The Advisability of Employment of Renewable Energy Sources in DHW Systems in the Kindergarten ^†

Abstract

This research aims to show the advisability of usage of selected renewable energy sources for domestic hot water (DHW) installations in buildings located in Poland and Spain. The analysis was conducted for a typical kindergarten, an example of buildings with high density of people and stable profile of usage, as opposed to schools which are closed during summer holidays. We took into account national regulations to estimate heat demand. Then applying solar collectors and heat pumps to use as a monovalent energy sources were considered. The total cost of the system with solar collectors in Poland was found to be 1.4 times higher than in Spain, whereas the difference in a case of air heat pumps was 18%. Moreover efficiency of solar collector and heat pump systems were found as 49.56% for Warsaw, 52.29% for Madrid with coefficient of performance (COP) 2.2 and 2.55 respectively, therefore simple payback time (SPBT) of investment was estimated in a range between 6–12 years for solar collectors and 5–6 years for heat pumps.

1. Introduction

In recent years, the member states of Europe Union have adopted one of the most restrictive and ambitious renewable energy policies in the world. This policy is based on the Renewable Energy Directive [1] setting general rules for promotion and production of clean energy. According to this directive, by 2020 at least 20% of total energy needs in EU should be fulfilled with energy from the renewable sources, while by 2030 it should achieve at least 32%. Furthermore, by 2020 at least 10% transport fuels of all European Union countries must come from renewable sources (WEB2). In Poland there is still a strong coal energy trend and the widespread opinion that solar energy technologies are expensive and ineffective in local climate conditions. That is mainly why it is particularly difficult to implement renewable energy technologies. Therefore, in order to achieve these goals it is necessary to promote solar energy technologies.
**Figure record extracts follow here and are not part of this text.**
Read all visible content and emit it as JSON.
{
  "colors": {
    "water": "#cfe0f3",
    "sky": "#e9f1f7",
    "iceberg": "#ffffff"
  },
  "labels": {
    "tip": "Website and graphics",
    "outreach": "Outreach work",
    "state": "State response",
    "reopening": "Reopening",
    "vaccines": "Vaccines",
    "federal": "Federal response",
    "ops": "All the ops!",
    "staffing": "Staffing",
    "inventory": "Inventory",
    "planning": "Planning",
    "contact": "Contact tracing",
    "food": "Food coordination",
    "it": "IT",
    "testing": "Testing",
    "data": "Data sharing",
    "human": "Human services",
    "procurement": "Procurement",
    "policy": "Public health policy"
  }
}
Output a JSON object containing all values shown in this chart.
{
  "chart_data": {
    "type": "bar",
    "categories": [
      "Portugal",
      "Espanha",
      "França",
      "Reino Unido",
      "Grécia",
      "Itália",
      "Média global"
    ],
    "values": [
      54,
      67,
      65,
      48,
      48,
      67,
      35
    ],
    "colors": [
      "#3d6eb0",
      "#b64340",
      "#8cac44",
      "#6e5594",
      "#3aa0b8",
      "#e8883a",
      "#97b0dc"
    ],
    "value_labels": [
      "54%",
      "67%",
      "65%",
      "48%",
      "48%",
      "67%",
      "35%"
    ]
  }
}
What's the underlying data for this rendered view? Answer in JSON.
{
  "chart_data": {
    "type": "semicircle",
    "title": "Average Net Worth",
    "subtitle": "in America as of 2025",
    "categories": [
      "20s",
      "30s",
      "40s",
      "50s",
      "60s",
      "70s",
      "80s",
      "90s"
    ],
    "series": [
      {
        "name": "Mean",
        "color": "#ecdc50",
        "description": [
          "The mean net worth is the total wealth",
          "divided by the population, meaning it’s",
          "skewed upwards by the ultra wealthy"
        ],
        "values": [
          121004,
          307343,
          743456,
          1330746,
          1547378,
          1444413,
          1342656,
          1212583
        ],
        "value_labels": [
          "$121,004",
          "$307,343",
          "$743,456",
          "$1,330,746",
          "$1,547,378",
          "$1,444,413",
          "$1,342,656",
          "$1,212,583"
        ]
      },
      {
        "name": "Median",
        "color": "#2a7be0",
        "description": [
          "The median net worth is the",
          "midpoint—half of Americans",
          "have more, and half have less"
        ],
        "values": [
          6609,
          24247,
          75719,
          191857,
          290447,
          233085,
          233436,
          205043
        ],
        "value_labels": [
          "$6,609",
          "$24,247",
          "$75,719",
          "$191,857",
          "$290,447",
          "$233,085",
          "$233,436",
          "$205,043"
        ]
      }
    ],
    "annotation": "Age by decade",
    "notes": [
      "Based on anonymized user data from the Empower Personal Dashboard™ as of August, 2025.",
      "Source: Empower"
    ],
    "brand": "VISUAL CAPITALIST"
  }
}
They should be presented as modern energy saving measures, which need to be introduced when other forms of energy conservation in buildings have already been applied. Implementation of both options can significantly reduce the total energy consumption, and thus, reduce the impact on the environment [2]. Recently, the heat pumps sector has been one of the most dynamically developing in the heating and installation market in Europe. For many years, Italy, France and Spain have been the leaders in acquiring thermal energy using heat pumps and in 2017, approximately 83% of all installed devices are used in these countries [3]. Also in Poland, using of such systems like heat pumps is promoted as a way to significantly reduce the level of suspended particulate matter (PM 10), that usually arise from the combustion of low quality solid fuels in boilers or furnaces with a low emission standard [3].

2. Methodology

The analysis was conducted for a kindergarten, an example of buildings with high density of people and stable profile of usage, as opposed to schools which are closed during summer holidays. The building had 35 sinks and three showers. We considered two locations: one in Spain (Madrid), and one in Poland (Warsaw) (average zone). Taking into account national regulations we estimated heat load for domestic hot water (DHW) systems. The calculations were conducted for 170 occupants of the building and 10 hours of using domestic hot water during the day. Daily consumption of DHW in kindergarten for Warsaw (Poland) was set as 17 liters per user, while for Madrid (Spain) it was 21 liters. This means that the total daily consumption of DHW in kindergarten was 2890 liters in Warsaw and 3570 liters in Madrid. Moreover, using Virtual and Intensive Course Developing Practical Skills of Future Engineers (VIPSKILLS) tools [4] we selected solar collectors for the optimal tilt angle and estimated the cost of such systems. Additionally, air heat pumps were selected. Comparison of the energy savings and investment costs allowed simple payback time (SPBT) values to be found.

3. Results and Discussion

For the calculation of solar radiation the data considering highest irradiation in the solar collector has been accepted. Obtained tilt angle was 34° for Madrid and 42° for Warsaw. For the building located in Warsaw, 40 solar collectors with a total area of 92.80 m² were selected. Estimated tank volume is 2250 L. Annual solar contribution is 63.03%. While for the building located in Madrid, 25 solar collectors with a total area of 58.00 m² were selected. Estimated tank volume is 3150 L. Annual solar contribution is 78.95%. To prepare DHW for kindergarten located in Warsaw three air/water heat pumps type AWHP V200 16 MR-4 from De Dietrich company were needed, with heat output capacity of 14.65 kW, while for Madrid five heat pumps type AWHP V200 11 MR-4 (11.39 kW) were used.

The simple payback time (SPBT) of investment is presented in Figure 1. According to [5], the average price of natural gas was set as 0.04 (€/kWh) in Poland and 0.05 (€ kWh) in Spain.